Model Configuration
Set up provider accounts, logical models, entitlements, and health monitoring at the organization level.
Organization admins manage the model catalog that workspace users consume. This involves configuring provider accounts with API keys, creating logical models that abstract away specific providers, controlling access through entitlements, and monitoring provider health.
Provider Accounts
Provider accounts store the API credentials for each model provider your organization uses. MechaMental supports providers including OpenAI, Anthropic, Azure OpenAI, Google, Cohere, and others.
Navigate to Provider Accounts
Go to Admin -> Provider Accounts in the sidebar. This page lists all configured provider accounts with their current status.
Add a Provider Account
Click Add Account and select the provider from the dropdown.
Enter Credentials
Fill in the authentication details for the selected provider.
- Account Name -- a label for this account (e.g., "Production OpenAI")
- API Key -- your OpenAI API key
- Account Name -- a label for this account (e.g., "Anthropic Primary")
- API Key -- your Anthropic API key
- Account Name -- a label for this account
- Endpoint -- your Azure OpenAI resource endpoint URL
- API Key -- your Azure API key
- API Version -- the Azure API version string
- Account Name -- a label for this account
- API Key -- your Google AI API key
Set Limits
Optionally configure rate limits and spending caps for this provider account:
- Requests per minute -- maximum API calls per minute
- Tokens per minute -- maximum token throughput
- Monthly spending cap -- hard limit on monthly costs from this account
Test Connection
Click Test Connection to verify that MechaMental can reach the provider with the supplied credentials. A successful test shows the available models on this account.
Multiple accounts per provider
You can add multiple accounts for the same provider. This is useful for separating production and development workloads, or for distributing load across API keys with different rate limits.
Logical Models
Logical models are provider-agnostic abstractions that workspace users reference in their pipelines. Instead of referencing a specific provider and model name, users select a logical model like fast-chat or high-quality-reasoning. This decouples pipeline definitions from provider details, making it easy to swap providers without updating every pipeline.
Navigate to Models
Go to Admin -> Models in the sidebar.
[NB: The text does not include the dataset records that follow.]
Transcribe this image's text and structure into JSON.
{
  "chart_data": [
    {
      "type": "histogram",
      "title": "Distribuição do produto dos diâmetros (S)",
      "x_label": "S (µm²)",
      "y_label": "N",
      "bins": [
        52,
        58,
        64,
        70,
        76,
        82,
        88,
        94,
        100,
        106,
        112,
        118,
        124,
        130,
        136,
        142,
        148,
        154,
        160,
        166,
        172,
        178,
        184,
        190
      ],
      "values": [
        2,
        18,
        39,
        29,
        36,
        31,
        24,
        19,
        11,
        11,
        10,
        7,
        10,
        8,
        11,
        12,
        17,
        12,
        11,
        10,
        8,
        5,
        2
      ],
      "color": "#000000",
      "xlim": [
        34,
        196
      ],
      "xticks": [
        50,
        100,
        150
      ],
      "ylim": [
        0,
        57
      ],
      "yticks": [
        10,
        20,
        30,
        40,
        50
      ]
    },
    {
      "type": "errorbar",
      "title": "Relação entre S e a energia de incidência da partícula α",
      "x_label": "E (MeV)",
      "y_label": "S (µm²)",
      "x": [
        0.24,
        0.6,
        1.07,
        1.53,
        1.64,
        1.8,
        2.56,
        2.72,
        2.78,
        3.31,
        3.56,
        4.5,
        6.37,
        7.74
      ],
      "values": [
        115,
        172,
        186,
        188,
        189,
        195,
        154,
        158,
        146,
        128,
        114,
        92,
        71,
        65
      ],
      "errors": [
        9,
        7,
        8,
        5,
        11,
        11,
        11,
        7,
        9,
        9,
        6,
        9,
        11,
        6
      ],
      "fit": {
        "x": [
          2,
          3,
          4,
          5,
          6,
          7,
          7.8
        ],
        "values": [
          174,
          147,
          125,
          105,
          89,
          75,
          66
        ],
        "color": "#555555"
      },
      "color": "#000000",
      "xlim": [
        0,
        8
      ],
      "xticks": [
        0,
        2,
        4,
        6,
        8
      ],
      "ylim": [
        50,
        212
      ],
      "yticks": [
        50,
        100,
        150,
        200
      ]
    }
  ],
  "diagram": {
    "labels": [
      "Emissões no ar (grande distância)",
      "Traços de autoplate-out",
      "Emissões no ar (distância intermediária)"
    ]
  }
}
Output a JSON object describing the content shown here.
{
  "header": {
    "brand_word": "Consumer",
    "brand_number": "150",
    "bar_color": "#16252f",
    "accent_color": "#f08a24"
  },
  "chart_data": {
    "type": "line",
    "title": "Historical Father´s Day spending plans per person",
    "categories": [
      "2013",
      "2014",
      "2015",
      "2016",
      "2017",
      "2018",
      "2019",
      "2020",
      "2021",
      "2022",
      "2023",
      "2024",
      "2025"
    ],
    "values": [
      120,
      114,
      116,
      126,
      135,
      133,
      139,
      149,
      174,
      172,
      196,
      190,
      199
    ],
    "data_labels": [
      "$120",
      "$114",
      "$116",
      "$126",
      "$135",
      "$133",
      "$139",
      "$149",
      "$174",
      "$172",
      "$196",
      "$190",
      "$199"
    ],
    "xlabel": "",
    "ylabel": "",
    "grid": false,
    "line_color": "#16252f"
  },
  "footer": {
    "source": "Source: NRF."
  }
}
This page shows all logical models with their current targets and status.
Create a Logical Model
Click New Logical Model and fill in:
- Name -- a descriptive, use-case-oriented name (e.g.,
fast-chat,code-generation,document-embedding) - Type -- the model type: chat, embedding, image, or audio
- Description -- explain the intended use case
Add Targets
Each logical model has one or more targets -- specific provider + model combinations. Targets form the fallback chain.
For each target, configure:
- Provider Account -- select from your configured provider accounts
- Model -- the specific model name on that provider (e.g.,
gpt-4o,claude-sonnet-4-20250514,gemini-2.0-flash) - Priority -- the order in which targets are tried (1 = first choice)
Save
Click Save to create the logical model. It immediately becomes available for workspace users to select in pipeline configurations.
Naming convention
Name logical models by their intended use rather than the underlying provider model. This makes it easy to swap providers without updating every pipeline that references the model.
Managing Targets and Fallback Chains
Each logical model can have multiple targets that form a fallback chain. When a request is made, targets are tried in priority order:
- Primary target (priority 1) -- the first choice, usually the best balance of quality and cost
- Fallback targets (priority 2, 3, ...) -- used when the primary target fails or hits rate limits
- Targets are tried in sequence until one succeeds
Model Entitlements
Entitlements control which workspaces can use which logical models. This prevents teams from accidentally using expensive models and lets you allocate resources appropriately.
Navigate to Entitlements
Go to Admin -> Model Entitlements in the sidebar.
Select a Logical Model
Choose the logical model you want to configure access for.
Assign Workspaces
Select the workspaces that should have access to this model. Unselected workspaces will not see the model in their model picker.
Set Per-Workspace Limits (Optional)
For each entitled workspace, you can optionally set:
- Requests per minute -- workspace-level rate limit for this model
- Tokens per minute -- workspace-level token throughput limit
- Monthly token cap -- maximum tokens this workspace can consume per month
No entitlement = no access
Workspaces without an entitlement for a given logical model cannot use it. Newly created logical models have no entitlements by default -- you must explicitly grant access.
Provider Health Monitoring
Monitor the health and availability of your provider accounts from Admin -> Provider Health. The health dashboard shows:
| Metric | Description |
|---|---|
| Status | Current availability: healthy, degraded, or unreachable |
| Response Latency | Average and p95 response times |
| Error Rate | Percentage of failed requests over the last hour |
| Rate Limit Hits | Number of requests rejected due to provider rate limits |
| Token Usage | Input and output tokens consumed |
| Cost | Estimated spending per provider account |
Health data updates in real time. If a provider's status degrades, the model router automatically shifts traffic to fallback targets (if configured in the logical model's fallback chain).